The Monetary Board last week cut the target reverse repurchase (RRP) rate by 25 basis points to 6.25%, from a 17-year high of 6.5%. This was the first time the exchange banks have lowered interest rates in almost four years.

BSP Governor Eli M. Remolona, Jr. had also raised the possibility of a 25 basis point cut in the fourth quarter. The remaining Monetary Board meetings this year are on October 17 and December 19.
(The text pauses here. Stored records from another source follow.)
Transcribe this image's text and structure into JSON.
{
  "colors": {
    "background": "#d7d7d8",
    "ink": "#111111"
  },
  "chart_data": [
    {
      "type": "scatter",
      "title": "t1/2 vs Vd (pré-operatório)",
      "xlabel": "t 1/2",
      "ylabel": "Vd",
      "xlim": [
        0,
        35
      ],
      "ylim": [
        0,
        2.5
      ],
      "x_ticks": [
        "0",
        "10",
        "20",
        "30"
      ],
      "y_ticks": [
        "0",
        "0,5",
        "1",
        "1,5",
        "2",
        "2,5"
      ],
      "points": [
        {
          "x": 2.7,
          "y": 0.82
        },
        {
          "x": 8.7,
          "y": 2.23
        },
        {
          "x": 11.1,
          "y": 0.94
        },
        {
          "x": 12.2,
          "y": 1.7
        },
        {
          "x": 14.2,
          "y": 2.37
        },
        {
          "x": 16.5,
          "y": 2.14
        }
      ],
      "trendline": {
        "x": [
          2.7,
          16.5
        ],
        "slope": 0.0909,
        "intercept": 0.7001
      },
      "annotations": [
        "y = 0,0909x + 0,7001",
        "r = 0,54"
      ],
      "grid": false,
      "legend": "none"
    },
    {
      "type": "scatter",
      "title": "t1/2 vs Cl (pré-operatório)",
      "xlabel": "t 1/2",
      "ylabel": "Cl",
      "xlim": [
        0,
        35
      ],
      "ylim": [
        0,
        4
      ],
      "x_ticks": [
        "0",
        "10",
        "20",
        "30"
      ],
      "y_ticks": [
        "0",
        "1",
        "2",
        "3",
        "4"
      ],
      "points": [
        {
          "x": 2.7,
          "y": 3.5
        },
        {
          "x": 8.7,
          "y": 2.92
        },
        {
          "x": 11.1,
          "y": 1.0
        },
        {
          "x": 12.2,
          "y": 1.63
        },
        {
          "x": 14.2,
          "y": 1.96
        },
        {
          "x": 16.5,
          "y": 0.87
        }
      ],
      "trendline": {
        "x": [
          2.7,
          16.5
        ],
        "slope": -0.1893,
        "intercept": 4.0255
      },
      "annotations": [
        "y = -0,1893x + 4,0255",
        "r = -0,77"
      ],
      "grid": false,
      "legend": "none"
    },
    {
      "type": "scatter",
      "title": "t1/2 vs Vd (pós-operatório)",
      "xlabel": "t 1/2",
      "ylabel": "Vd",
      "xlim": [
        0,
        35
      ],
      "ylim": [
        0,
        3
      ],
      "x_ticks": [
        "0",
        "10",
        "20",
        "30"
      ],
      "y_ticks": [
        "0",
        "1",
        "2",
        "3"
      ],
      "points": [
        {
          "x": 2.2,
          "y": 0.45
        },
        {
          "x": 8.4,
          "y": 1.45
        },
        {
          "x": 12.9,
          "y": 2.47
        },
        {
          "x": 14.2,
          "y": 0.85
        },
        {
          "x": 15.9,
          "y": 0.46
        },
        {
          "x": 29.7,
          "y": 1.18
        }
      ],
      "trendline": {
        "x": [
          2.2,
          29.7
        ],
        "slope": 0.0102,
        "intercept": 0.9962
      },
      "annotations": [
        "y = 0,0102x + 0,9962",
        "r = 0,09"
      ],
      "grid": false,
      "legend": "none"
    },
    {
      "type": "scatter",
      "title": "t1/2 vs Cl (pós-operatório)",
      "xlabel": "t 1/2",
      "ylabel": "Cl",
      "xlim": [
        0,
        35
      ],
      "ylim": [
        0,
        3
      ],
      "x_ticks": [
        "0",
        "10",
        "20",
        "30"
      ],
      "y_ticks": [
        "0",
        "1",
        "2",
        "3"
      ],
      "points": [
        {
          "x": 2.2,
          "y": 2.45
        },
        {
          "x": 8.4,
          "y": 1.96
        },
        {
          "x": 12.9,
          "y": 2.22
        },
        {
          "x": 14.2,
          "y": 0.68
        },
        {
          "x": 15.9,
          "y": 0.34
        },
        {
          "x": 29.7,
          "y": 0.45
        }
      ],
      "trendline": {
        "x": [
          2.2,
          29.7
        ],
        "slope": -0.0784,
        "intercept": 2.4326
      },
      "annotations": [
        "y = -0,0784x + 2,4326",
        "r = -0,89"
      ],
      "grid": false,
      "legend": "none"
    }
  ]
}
Metrobank expects the central bank to implement a “modest” easing cycle.

“Given the BSP’s forecasts that inflation will remain within target through 2026, we believe that the BSP currently has the price stability target in hand,” Mr Mapa said.

The BSP expects inflation to average 3.4% this year, 3.1% in 2025 and 3.2% in 2026. This would continue throughout the yearFto remain within the central bank’s target of 2 to 4% until 2026.

For his part, GlobalSource Partners country analyst and former BSP deputy governor Diwa C. Guinigundo said the BSP’s inflation outlook supports further easing.

“This gives the BSP room to maneuver towards a less restrictive monetary policy, lower borrowing costs and boost credit and business activities,” he said in a Viber message.

“If nothing changes in the balance of risks between now and the BSP’s next two meetings for the rest of the year, there could be room for another rate cut and more in 2025.”

Mr Mapa noted that the Monetary Board’s decision to cut interest rates also took economic growth into account.

“This move suggests that interest rates are not at ‘normal’ levels and that the restrictive policy would take a toll on economic growth if kept at high levels for much longer,” he said.

Mr Remolona had previously said the previous policy rate of 6.5% was “tight”.

“Tight policy rates may have been necessary when inflation was well above target, but with inflation on the decline, it seemed that tight policy was no longer the right recipe for a growing economy,” Mapa said.

The Philippine economy grew 6.3% in the second quarter, faster than 5.8% in the previous quarter and 4.3% a year ago. On a quarterly seasonally adjusted basis, gross domestic product (GDP) grew by 0.5%, a slowdown from the previous quarter. 1.1% in the first quarter.

“Barring any supply-side shocks, the BSP appears to have more than enough room to achieve a ‘soft take’Ff’ for the Philippine investment sector, which for the most part has been operating at a very subdued pace,” Mr. Mapa said.

“The latest GDP growth figures plus the BSP’s own forecasts indicate growth will remain below 6% this year and the following suggest the BSP has room to take its foot off the brake and step on the accelerator at a ‘measured pace’ to go.”

Meanwhile, Mr Mapa said the BSP could continue its easing cycle once the Fed starts cutting rates.

“If inflation continues to behave well, the Fed makes three rate cuts and growth remains subdued, we could see BSP rates fall another 50 basis points before the end of the year.”

However, Mr Guinigundo said the BSP should still be wary of the Fed’s actions.

“I would prefer the BSP to move to a less restrictive monetary policy after the expected easing by the US Fed,” he said.

“This would help limit the risk of capital outflows if the interest rate differential were to move in favor of dollar-denominated assets. Additional price pressure could be caused by a weak peso.”

The focus this week will be on Fed Chairman Jerome H. Powell’s speech in Jackson Hole, as investors look for signals on whether the Fed will initiate a 25 bp or 50 bp rate cut in September.

“I continue to maintain that patience remains relevant in the future monetary policy discussion as the real sector remains robust and the labor market generally firm,” Mr Guinigundo said.

“The tight monetary policy has managed to stabilize inflation without loosening the anchors of economic growth,” he added.